TIME : Avez-vous consulté Rowling quand vous prépariez les dessins de personnages ?

Mary GrandPré : Pas directement. J’étais en relation avec le directeur artistique David Saylor et l’éditeur Arthur Levine. Eux la consultaient directement, et ils me montraient ses croquis. Elle était toujours très sympathique, c’est ce qui me semblait être le cas d’après les images que j’ai reçues. Je pense qu’on avait la même chose en tête. On a vraiment formé une bonne paire.

TIME : Pouvez-vous nous en dire un peu plus sur le processus d’élaboration des illustrations de chaque livre ?

Mary GrandPré : J’avais une méthode de travail assez singulière : dès que je lisais, je surlignais des éléments du texte — descriptions des personnages, des scènes sympas — avec différentes couleurs. Je pouvais ensuite me servir de ce code couleur pour trouver ce que je cherchais. Je commençais alors à dessiner quelques esquisses très grossièrement avec un crayon sur du papier calque. Je réalisais ensuite tout une série de calques que je superposais les uns sur les autres jusqu’à ce que je sois satisfaite de l’apparence du personnage. Tout tourne autour de l’esquisse en faisant attention aux mots et aux descriptions des livres. Les fans de Harry Potter sont très exigeants. Ils font attention à chaque détail et si vous faites une quelconque erreur, vous le saurez le jour qui suit.

TIME : Avez-vous déjà été contactée par des fans enragés qui trouvaient que vous aviez tout gâché, ou que vos dessins ne correspondaient pas à l’image qu’ils avaient en tête ?

Mary GrandPré : Pas tellement. Il y a eu quelques débats en ligne lors desquels s’exprimaient des gens qui n’étaient parfois pas satisfaits de mon travail parce qu’il n’était pas en accord avec l’idée qu’ils s’étaient faite de tel ou tel élément. J’ai lu quelques-unes de ces discussions et j’ai arrêté. Vous faites de votre mieux. Vous êtes vraiment sous pression parce que [la saga] est sous le feu des projecteurs. Mais en même temps, le fan passionné est aussi le plus reconnaissant. Je reçois beaucoup de lettres de fans positives. La plupart des personnes avec lesquelles je parle apprécie vraiment ce que je fais.

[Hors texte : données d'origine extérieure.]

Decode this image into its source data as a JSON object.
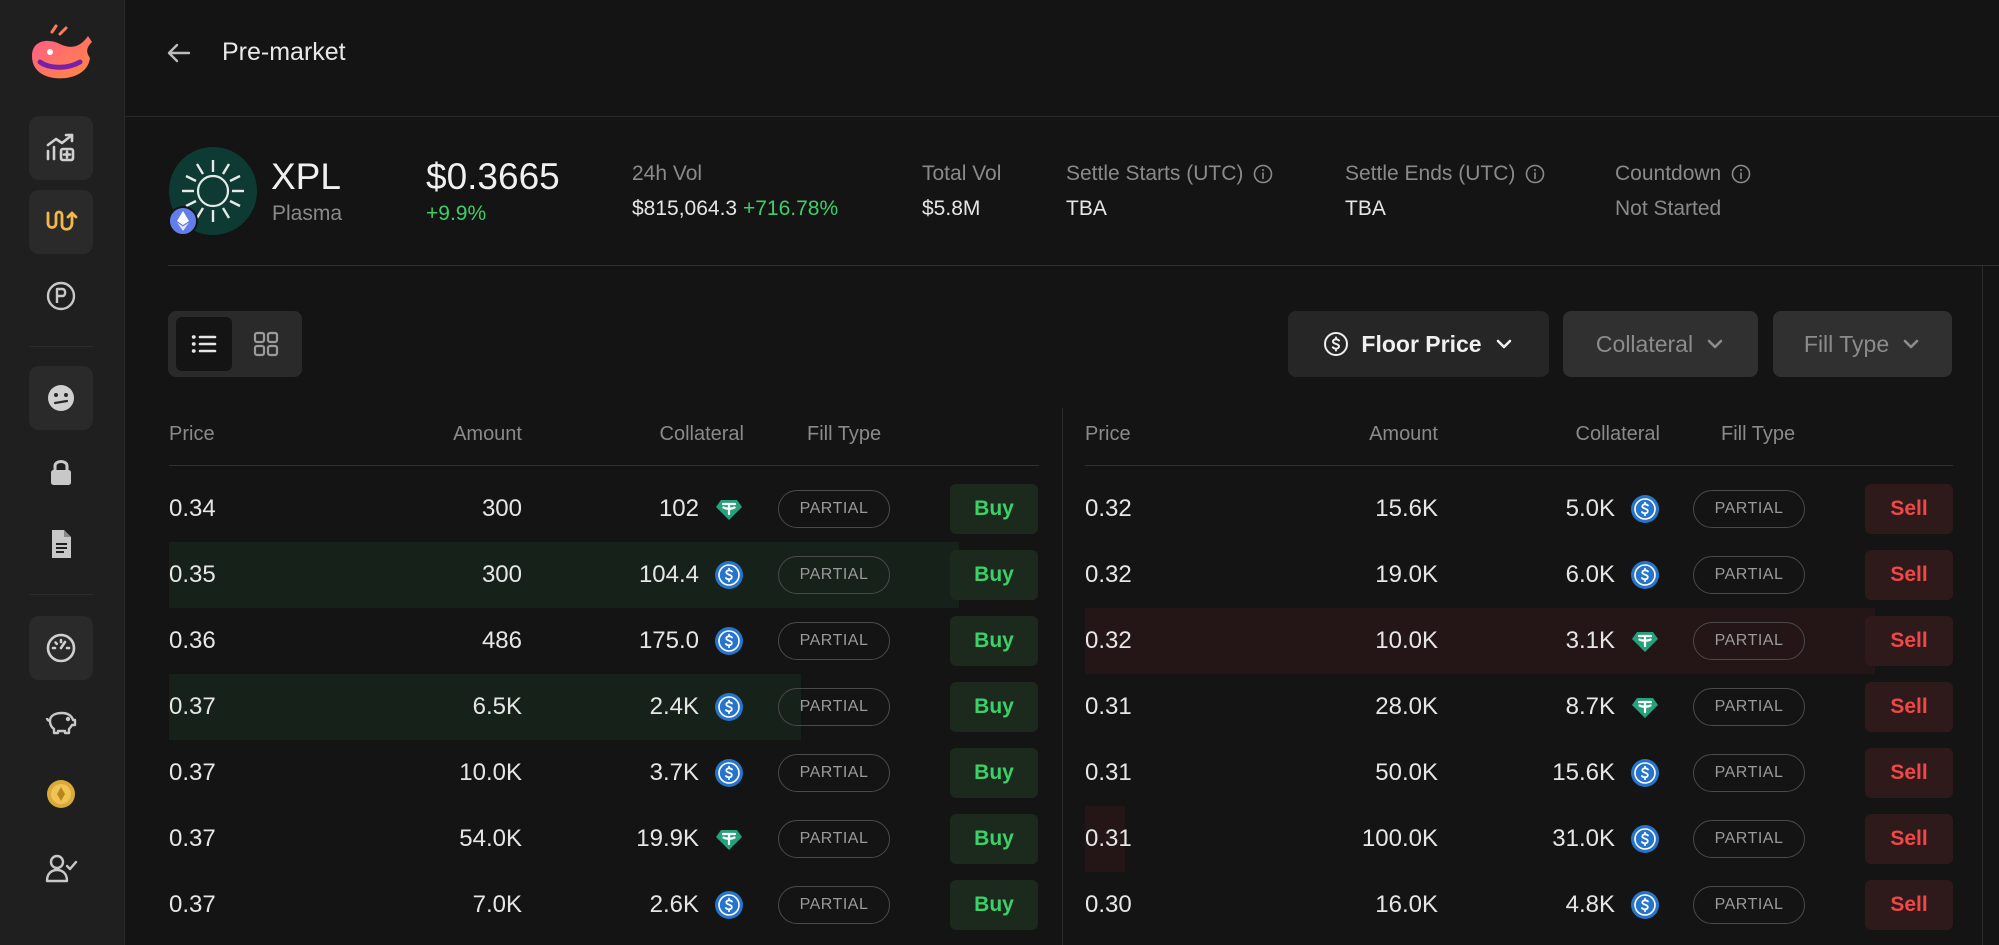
{
  "header": {
    "title": "Pre-market"
  },
  "token": {
    "symbol": "XPL",
    "name": "Plasma",
    "price": "$0.3665",
    "change": "+9.9%"
  },
  "stats": {
    "vol24h": {
      "label": "24h Vol",
      "value": "$815,064.3",
      "change": "+716.78%"
    },
    "total_vol": {
      "label": "Total Vol",
      "value": "$5.8M"
    },
    "settle_starts": {
      "label": "Settle Starts (UTC)",
      "value": "TBA"
    },
    "settle_ends": {
      "label": "Settle Ends (UTC)",
      "value": "TBA"
    },
    "countdown": {
      "label": "Countdown",
      "value": "Not Started"
    }
  },
  "filters": {
    "floor_price": "Floor Price",
    "collateral": "Collateral",
    "fill_type": "Fill Type"
  },
  "columns": {
    "price": "Price",
    "amount": "Amount",
    "collateral": "Collateral",
    "fill_type": "Fill Type"
  },
  "buy_orders": [
    {
      "price": "0.34",
      "amount": "300",
      "collateral": "102",
      "coin": "usdt",
      "fill": "PARTIAL",
      "action": "Buy",
      "depth": 0
    },
    {
      "price": "0.35",
      "amount": "300",
      "collateral": "104.4",
      "coin": "usdc",
      "fill": "PARTIAL",
      "action": "Buy",
      "depth": 1.0
    },
    {
      "price": "0.36",
      "amount": "486",
      "collateral": "175.0",
      "coin": "usdc",
      "fill": "PARTIAL",
      "action": "Buy",
      "depth": 0
    },
    {
      "price": "0.37",
      "amount": "6.5K",
      "collateral": "2.4K",
      "coin": "usdc",
      "fill": "PARTIAL",
      "action": "Buy",
      "depth": 0.8
    },
    {
      "price": "0.37",
      "amount": "10.0K",
      "collateral": "3.7K",
      "coin": "usdc",
      "fill": "PARTIAL",
      "action": "Buy",
      "depth": 0
    },
    {
      "price": "0.37",
      "amount": "54.0K",
      "collateral": "19.9K",
      "coin": "usdt",
      "fill": "PARTIAL",
      "action": "Buy",
      "depth": 0
    },
    {
      "price": "0.37",
      "amount": "7.0K",
      "collateral": "2.6K",
      "coin": "usdc",
      "fill": "PARTIAL",
      "action": "Buy",
      "depth": 0
    }
  ],
  "sell_orders": [
    {
      "price": "0.32",
      "amount": "15.6K",
      "collateral": "5.0K",
      "coin": "usdc",
      "fill": "PARTIAL",
      "action": "Sell",
      "depth": 0
    },
    {
      "price": "0.32",
      "amount": "19.0K",
      "collateral": "6.0K",
      "coin": "usdc",
      "fill": "PARTIAL",
      "action": "Sell",
      "depth": 0
    },
    {
      "price": "0.32",
      "amount": "10.0K",
      "collateral": "3.1K",
      "coin": "usdt",
      "fill": "PARTIAL",
      "action": "Sell",
      "depth": 1.0
    },
    {
      "price": "0.31",
      "amount": "28.0K",
      "collateral": "8.7K",
      "coin": "usdt",
      "fill": "PARTIAL",
      "action": "Sell",
      "depth": 0
    },
    {
      "price": "0.31",
      "amount": "50.0K",
      "collateral": "15.6K",
      "coin": "usdc",
      "fill": "PARTIAL",
      "action": "Sell",
      "depth": 0
    },
    {
      "price": "0.31",
      "amount": "100.0K",
      "collateral": "31.0K",
      "coin": "usdc",
      "fill": "PARTIAL",
      "action": "Sell",
      "depth": 0.05
    },
    {
      "price": "0.30",
      "amount": "16.0K",
      "collateral": "4.8K",
      "coin": "usdc",
      "fill": "PARTIAL",
      "action": "Sell",
      "depth": 0
    }
  ],
  "sidebar": {
    "items": [
      {
        "icon": "chart-icon"
      },
      {
        "icon": "premarket-icon",
        "active": true
      },
      {
        "icon": "points-icon"
      },
      {
        "icon": "emoji-icon"
      },
      {
        "icon": "lock-icon"
      },
      {
        "icon": "document-icon"
      },
      {
        "icon": "dashboard-icon"
      },
      {
        "icon": "piggy-bank-icon"
      },
      {
        "icon": "coin-icon"
      },
      {
        "icon": "user-check-icon"
      }
    ]
  },
  "colors": {
    "accent_green": "#3ccf6a",
    "accent_red": "#f04848",
    "active_icon": "#f2b84b",
    "usdc": "#2775ca",
    "usdt": "#26a17b"
  }
}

TIME : Combien de temps ça prend d’illustrer chaque livre ?

Mary GrandPré : Vous le faites généralement dans la précipitation; il semblerait que l’artiste soit généralement le dernier auquel on communique sa tâche. Je ne suis pas une lectrice rapide, donc je me dnne généralement deux semaines pour lire et digérer et prendre des notes du manuscrit. Puis, je m’accorde encore une autre semaine pour réaliser les esquisses de la couverture et enfin une autre semaine pour toutes les têtes de chapitres. Donc, je pense que cela demande à peu près deux mois pour lire le livre et l’illustrer.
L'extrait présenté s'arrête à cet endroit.